Tu vois mon tuyau ? L’eau, elle arrive sur le rocher et c’est toute la fonte de cette neige au-dessus qui vient courir sur les rochers à cet endroit-là que j’essaie de récupérer. Alors quand il fait très froid la nuit, ça gèle. Donc faut (4) s’adapter tout le temps, puis faut surtout pas attendre le dernier moment pour… pour se dire: Bah tiens (5), il y a plus d’eau, quoi.
Alors, bah moi, c’est Sylvie Jacob. Je suis gardienne du refuge Adèle Planchard depuis 2002. C’est un refuge qui se situe sur le Massif des Ecrins, en gros (6) entre Briançon et Grenoble, sur un village qui s’appelle Villar d’Arène C’est à côté de la Grave pour ceux qui connaissent un petit peu. Et je suis là avec ma fille, Méhane, qui a un an et demi. Bah en fait, je suis arrivée dans… dans le milieu des gardiens de refuge un petit peu par hasard… enfin un tout petit peu, hein, parce que j’étais quand même dans le milieu montagne (7) depuis tout le temps. Et en fait, mon compagnon (8) de l’époque, lui, il voulait absolument garder un refuge et j’étais pas trop pour. Mais je me suis dit: « Oh, pour un an, ça ira. » Et voilà, 14 ans après, j’y suis encore.
Hop, on y va. C’est parti (9).
(la radio: Dans une poignée de secondes sur France Inter, c’est l’heure de retrouver Isabelle Giordano pour Service Public.)
Blanchard, bonjour.
(la radio:Bonjour Angélique. Et bien sûr, vous pouvez intervenir à tout moment.)
Oui, salut Christian.
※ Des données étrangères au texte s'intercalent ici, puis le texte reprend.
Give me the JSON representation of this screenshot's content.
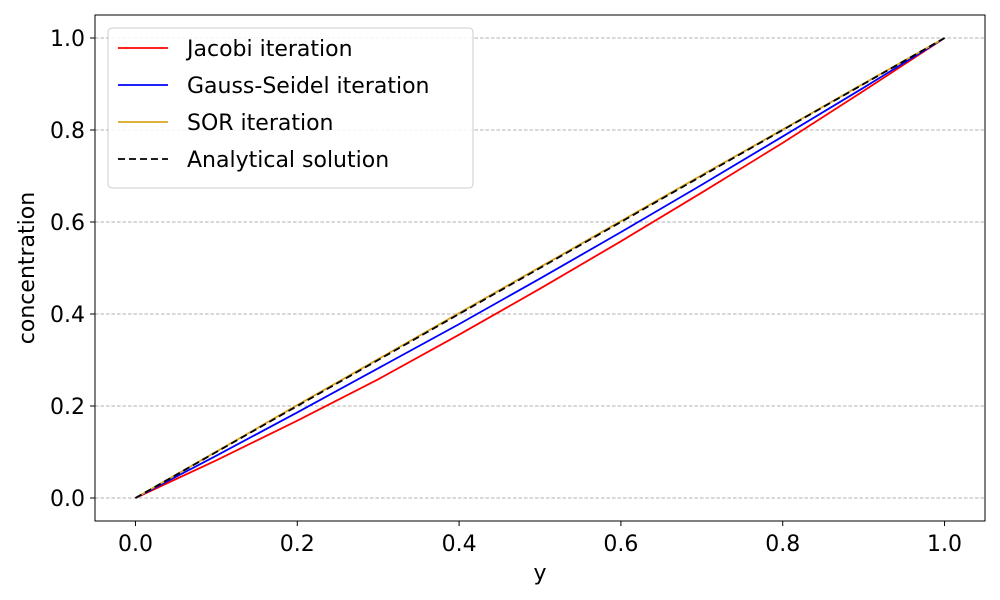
{
  "chart_data": {
    "type": "line",
    "title": "",
    "xlabel": "y",
    "ylabel": "concentration",
    "xlim": [
      -0.05,
      1.05
    ],
    "ylim": [
      -0.05,
      1.05
    ],
    "x_ticks": [
      "0.0",
      "0.2",
      "0.4",
      "0.6",
      "0.8",
      "1.0"
    ],
    "y_ticks": [
      "0.0",
      "0.2",
      "0.4",
      "0.6",
      "0.8",
      "1.0"
    ],
    "grid": "horizontal dashed",
    "legend_position": "top-left",
    "series": [
      {
        "name": "Jacobi iteration",
        "color": "#ff0000",
        "style": "solid",
        "x": [
          0.0,
          0.1,
          0.2,
          0.3,
          0.4,
          0.5,
          0.6,
          0.7,
          0.8,
          0.9,
          1.0
        ],
        "y": [
          0.0,
          0.082,
          0.168,
          0.258,
          0.355,
          0.455,
          0.558,
          0.664,
          0.772,
          0.885,
          1.0
        ]
      },
      {
        "name": "Gauss-Seidel iteration",
        "color": "#0000ff",
        "style": "solid",
        "x": [
          0.0,
          0.1,
          0.2,
          0.3,
          0.4,
          0.5,
          0.6,
          0.7,
          0.8,
          0.9,
          1.0
        ],
        "y": [
          0.0,
          0.092,
          0.186,
          0.282,
          0.378,
          0.477,
          0.578,
          0.681,
          0.786,
          0.892,
          1.0
        ]
      },
      {
        "name": "SOR iteration",
        "color": "#daa520",
        "style": "solid",
        "x": [
          0.0,
          0.1,
          0.2,
          0.3,
          0.4,
          0.5,
          0.6,
          0.7,
          0.8,
          0.9,
          1.0
        ],
        "y": [
          0.0,
          0.101,
          0.202,
          0.302,
          0.402,
          0.502,
          0.602,
          0.702,
          0.801,
          0.901,
          1.0
        ]
      },
      {
        "name": "Analytical solution",
        "color": "#000000",
        "style": "dashed",
        "x": [
          0.0,
          0.1,
          0.2,
          0.3,
          0.4,
          0.5,
          0.6,
          0.7,
          0.8,
          0.9,
          1.0
        ],
        "y": [
          0.0,
          0.1,
          0.2,
          0.3,
          0.4,
          0.5,
          0.6,
          0.7,
          0.8,
          0.9,
          1.0
        ]
      }
    ]
  }
}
Ça va ? Bah nous, on survit, hein ! Tu montes, alors ? Tu montes ce weekend, il paraît (10) ?
(la radio:Va-t-on manquer d’eau dans les années à venir ?)
– Tout le monde est là?
– Oui.
– Vous êtes toujours 10? Personne s’est perdu en route ? OK, donc vous avez vu qu’il y avait pas d’eau au refuge ? Vous avez vu le panneau en montant, au niveau des câbles: « Pas d’eau au refuge, remplissez vos gourdes. » Il y a de l’eau minérale. Il y a de l’eau qui coule derrière le refuge parce que j’ai mis mon tuyau en place au glacier depuis deux jours. Ça gèle la nuit, sachez-le (11), c’est de l’eau de fonte. Voilà, après, comme il y a pas d’eau, vous avez tous repéré les WC, juste la petite cahute (12) en pierre ici. Il y a pas de WC à l’intérieur, vous les cherchez pas. Il y en a pas. Les robinets pour se laver les mains, c’est pareil, c’est inexistant. Donc tout au petit tuyau jaune là-bas derrière. Comme il y a pas d’eau, je vais vous demander, surtout les messieurs, y compris la nuit, faites l’effort d’aller jusqu’aux toilettes. Et n’allez pas dans les petits coins autour du refuge. Moi je suis là au printemps, et au printemps, on prend la neige autour du refuge pour la soupe. A partir de là, je rentre pas dans les détails, je crois que… hein ! On s’est tous compris ! Dans la salle, pas de sacs à dos, pas de chaussures le soir, le matin, ça change pas dans la nuit. Vous… vous pouvez mettre vos sacs à dos dans le dortoir. Simplement, vous mettez pas sur la literie (13), hein. Vous avez vu la montée, on descend pas les draps tous les jours. La salle, elle est fermée à 21 heures et je la rouvre le lendemain matin pour le petit déjeuner. Et puis la dernière petite chose, c’est qu’il y a… il y a un bébé au refuge. Donc là, elle fait la sieste (14). Donc voilà, faut pas… Le refuge est pas insonorisé du tout. C’est une vraie caisse de résonance, donc quand elle dort, je vous demanderai de pas faire trop de bruit et en revanche, moi la nuit, quand elle pleure, je m’arrange (15) pour qu’elle vous réveille pas.
– Marché conclu !
– D’accord ? Ça marche (16), on fait comme ça.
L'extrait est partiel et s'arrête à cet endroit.